Medîne-i münevvereye bir ihtiyâcı için gidip, bu sırada da Resûlullahın ziyâret edilmesi veya sırf Resûlullahı (sallallahü aleyhi ve sellem) ziyâret gâyesi ile Medîne’ye gidilmesiyle ilgili haberler pekçoktur.
Mehrî’nin azadlısı Yezîd bin Mehrî şöyle anlatır: “Şam’dan Medîne’ye giderken, Mısır vâlisi olan Ömer bin Abdülazîz’ e uğradım. Bana dedi ki: “Ey Yezîd! Resûlullahı ziyâret saâdetine kavuştuğun zaman, benden salât ve selâm söylemeni rica ederim.” Buna benzer şeyleri, Ömer bin Abdülazîz’ den, başkaları da rivâyet etmiştir.
Hânefî âlimlerinden Ebü’l-Leys Semerkandî, “Fetâvâ” adlı eserinin hac bahsinde şöyle anlatır: “Mekke-i mükerremeye gidecektim. Kâsım bin Gassân bana; “Senden bir isteğim var. Medîne-i münevvereye gidince, Resûlullaha (sallallahü aleyhi ve sellem) benden selâm söyle” dedi.
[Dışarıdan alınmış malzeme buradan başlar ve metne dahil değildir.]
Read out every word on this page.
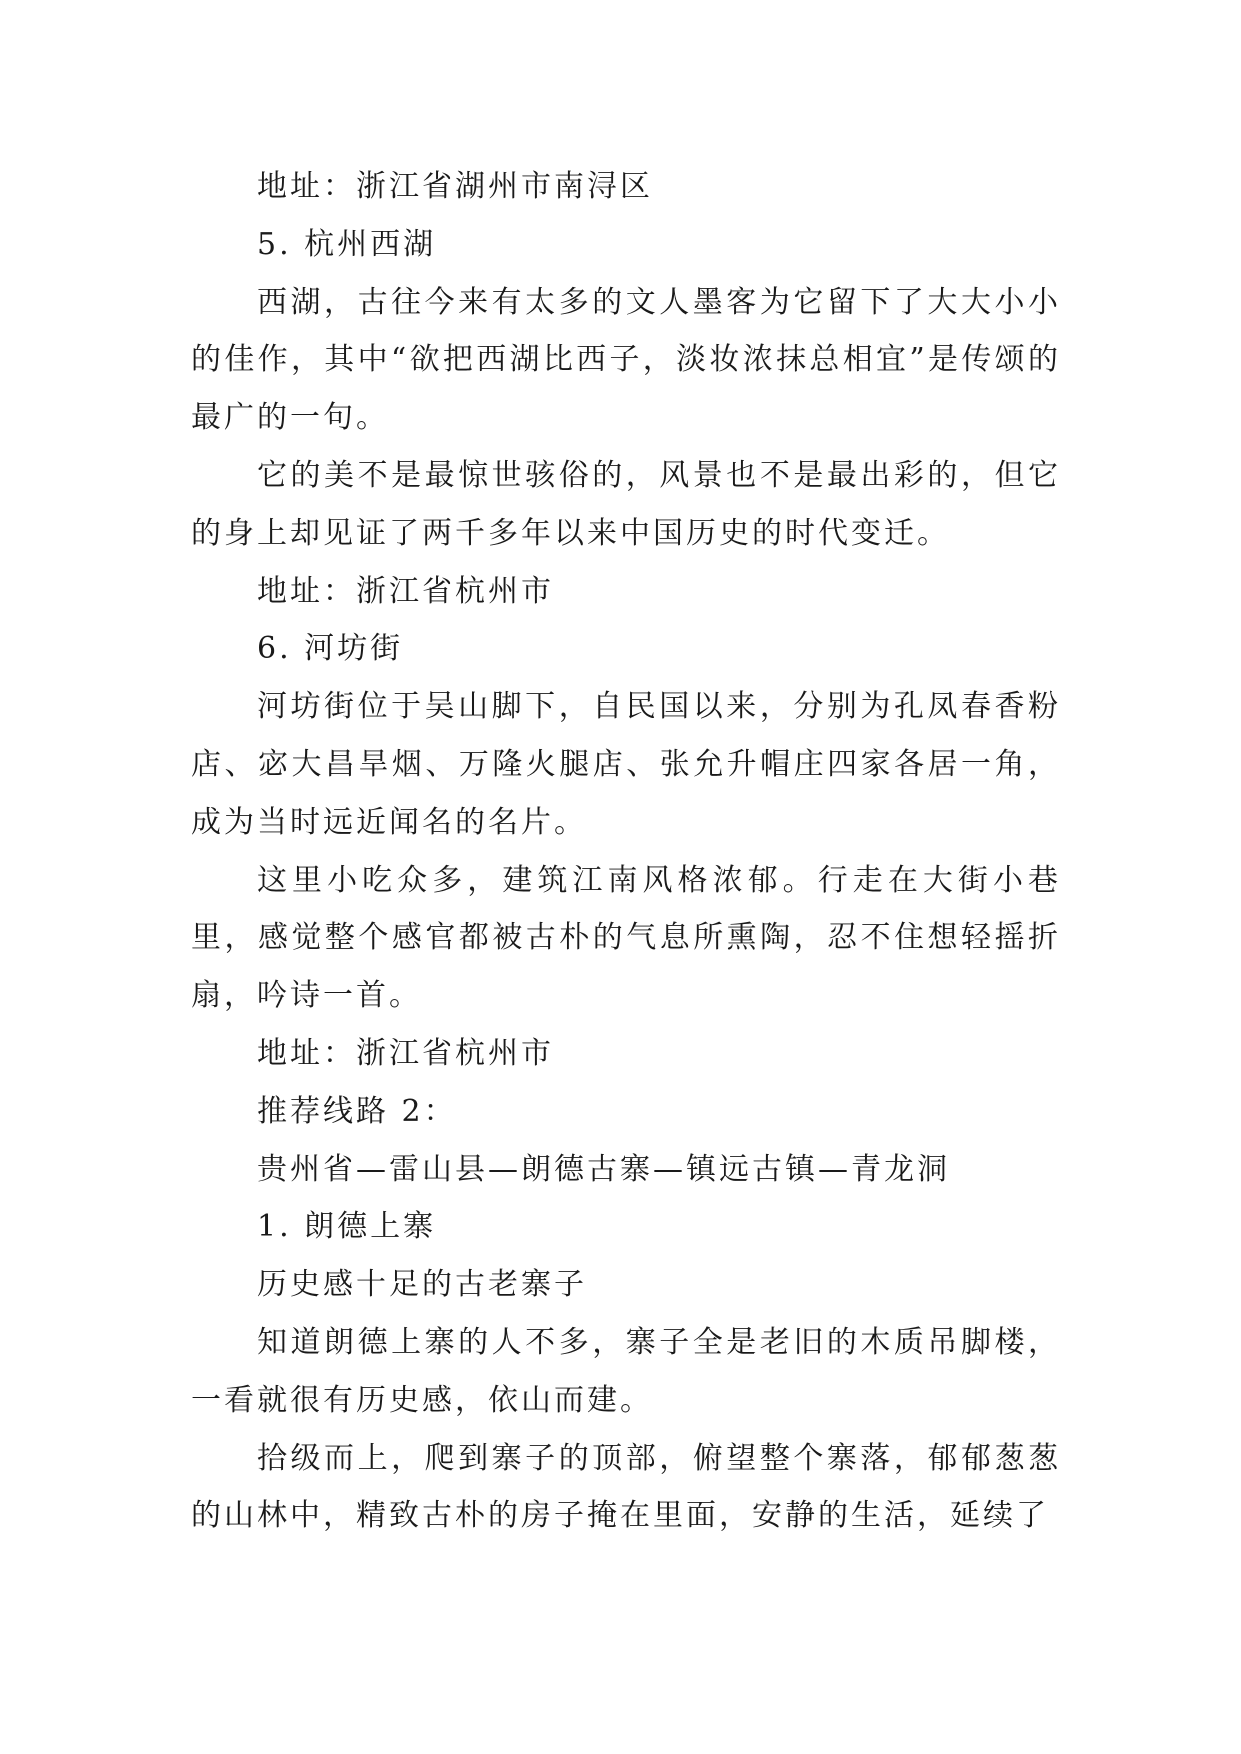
地址：浙江省湖州市南浔区

5. 杭州西湖

西湖，古往今来有太多的文人墨客为它留下了大大小小的佳作，其中“欲把西湖比西子，淡妆浓抹总相宜”是传颂的最广的一句。

它的美不是最惊世骇俗的，风景也不是最出彩的，但它的身上却见证了两千多年以来中国历史的时代变迁。

地址：浙江省杭州市

6. 河坊街

河坊街位于吴山脚下，自民国以来，分别为孔凤春香粉店、宓大昌旱烟、万隆火腿店、张允升帽庄四家各居一角，成为当时远近闻名的名片。

这里小吃众多，建筑江南风格浓郁。行走在大街小巷里，感觉整个感官都被古朴的气息所熏陶，忍不住想轻摇折扇，吟诗一首。

地址：浙江省杭州市

推荐线路 2：

贵州省—雷山县—朗德古寨—镇远古镇—青龙洞

1. 朗德上寨

历史感十足的古老寨子

知道朗德上寨的人不多，寨子全是老旧的木质吊脚楼，一看就很有历史感，依山而建。

拾级而上，爬到寨子的顶部，俯望整个寨落，郁郁葱葱的山林中，精致古朴的房子掩在里面，安静的生活，延续了
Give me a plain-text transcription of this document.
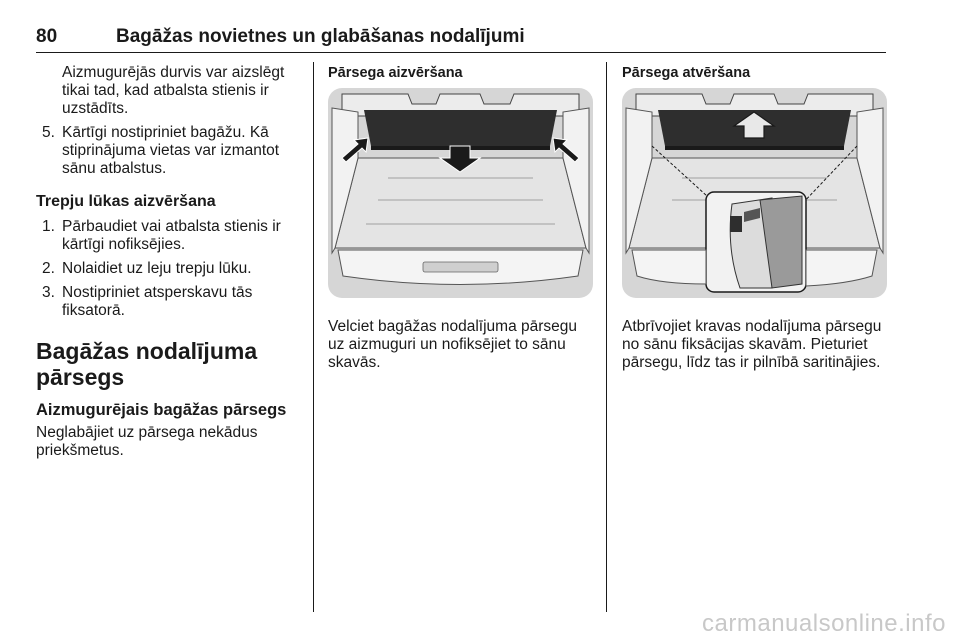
80	Bagāžas novietnes un glabāšanas nodalījumi

Aizmugurējās durvis var aizslēgt tikai tad, kad atbalsta stienis ir uzstādīts.

5. Kārtīgi nostipriniet bagāžu. Kā stiprinājuma vietas var izmantot sānu atbalstus.
Trepju lūkas aizvēršana
1. Pārbaudiet vai atbalsta stienis ir kārtīgi nofiksējies.
2. Nolaidiet uz leju trepju lūku.
3. Nostipriniet atsperskavu tās fiksatorā.
Bagāžas nodalījuma pārsegs
Aizmugurējais bagāžas pārsegs

Neglabājiet uz pārsega nekādus priekšmetus.

Pārsega aizvēršana

Velciet bagāžas nodalījuma pārsegu uz aizmuguri un nofiksējiet to sānu skavās.

Pārsega atvēršana

Atbrīvojiet kravas nodalījuma pārsegu no sānu fiksācijas skavām. Pieturiet pārsegu, līdz tas ir pilnībā saritinājies.

carmanualsonline.info
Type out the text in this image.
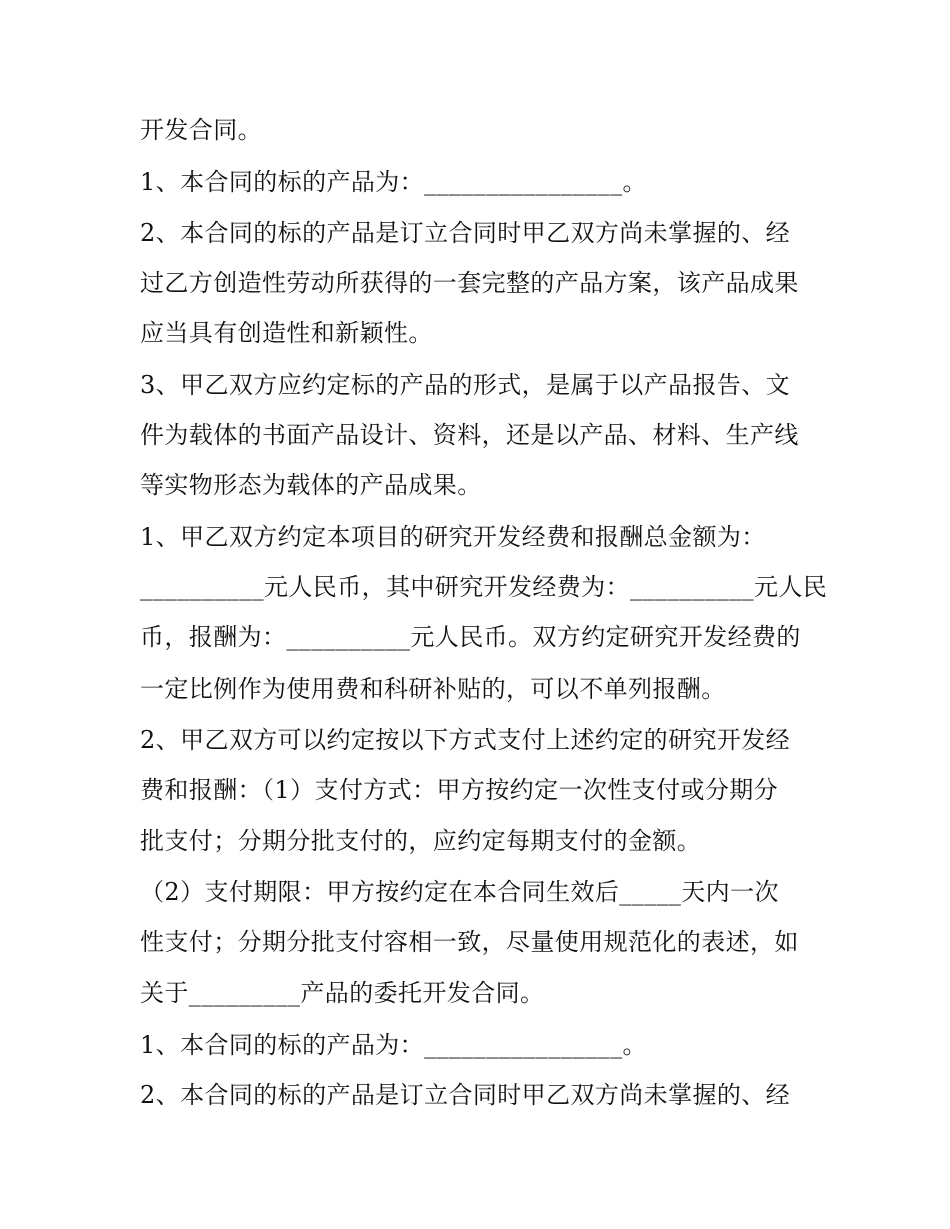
开发合同。
1、本合同的标的产品为：________________。
2、本合同的标的产品是订立合同时甲乙双方尚未掌握的、经
过乙方创造性劳动所获得的一套完整的产品方案，该产品成果
应当具有创造性和新颖性。
3、甲乙双方应约定标的产品的形式，是属于以产品报告、文
件为载体的书面产品设计、资料，还是以产品、材料、生产线
等实物形态为载体的产品成果。
1、甲乙双方约定本项目的研究开发经费和报酬总金额为：
__________元人民币，其中研究开发经费为：__________元人民
币，报酬为：__________元人民币。双方约定研究开发经费的
一定比例作为使用费和科研补贴的，可以不单列报酬。
2、甲乙双方可以约定按以下方式支付上述约定的研究开发经
费和报酬：（1）支付方式：甲方按约定一次性支付或分期分
批支付；分期分批支付的，应约定每期支付的金额。
（2）支付期限：甲方按约定在本合同生效后_____天内一次
性支付；分期分批支付容相一致，尽量使用规范化的表述，如
关于_________产品的委托开发合同。
1、本合同的标的产品为：________________。
2、本合同的标的产品是订立合同时甲乙双方尚未掌握的、经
Büyük fıkıh âlimleri de, hacının, hac vazîfesini tamamladıktan sonra, ziyâret için Medîne-i münevvereye gitmesinin müstehâb olduğunu söylemişlerdir.
Hac mevzûunda İbn-i Asâkir, Târih’inde, İbn-i Cevzî de “Musir-ül-azm-is-sâkin” adlı eserinde, bir hikâyeyi şöyle naklederler: “Muhammed bin Harb el-Hilâlî şöyle anlatır: Medîne-i münevvereye gidip, Resûlullahın (sallallahü aleyhi ve sellem) kabr-i şerîflerine girmiştim. Kabri şerîfi ziyâret edip, hizâsında bir yere oturdum. Bu sırada bir Arabî gelip, kabr-i şerîfi ziyâret etti ve; “Ey Peygamberlerin en hayırlısı! Şüphesiz Allahü teâlâ sana doğru bir Kitâb (Kur’ân-ı kerîm) indirdi. Onda meâlen; “Onlar nefslerine zulm ettikten sonra gelirler. Allahü teâlâdan af dilerler. Resûlüm de, onlar için istiğfâr ederse, Allahü teâlâyı elbette tövbeleri kabûl edici ve merhamet edici olarak bulurlar” buyuruyor (Nisâ-64). İşte ben, sana geldim. Allahü teâlâdan günahlarımı af ve mağfiret etmesini diliyorum. Günahlarımın bağışlanması için senin şefâatini ve yardımını istiyorum” dedi. (Başka bir rivâyette ise, “Sana geldim. Rabbimin katında günahlarımın bağışlanması için, şefâatini ve yardımını diliyorum” dedi) ve ağladı. Sonra şu şiiri okudu: “Ey burada olanların en hayırlısı. Canım, senin bulunduğun ve her türlü kerem ve yükseklik bulunan senin bu kabrine fedâ olsun.” Sonra tövbe ve istiğfârda bulunup, oradan ayrıldı. Ben bu arada uyudum. Rü’yâmda Resûl-i ekremi gördüm. Bana; “O Arabî’ye yetiş, Allahü teâlâ, benim şefâatim ile onu af ve mağfiret eylediğini müjdele” buyurdu. Bunun üzerine ben uyandım. Derhâl onu aramak için dışarı çıktım. Fakat aradım bulamadım.”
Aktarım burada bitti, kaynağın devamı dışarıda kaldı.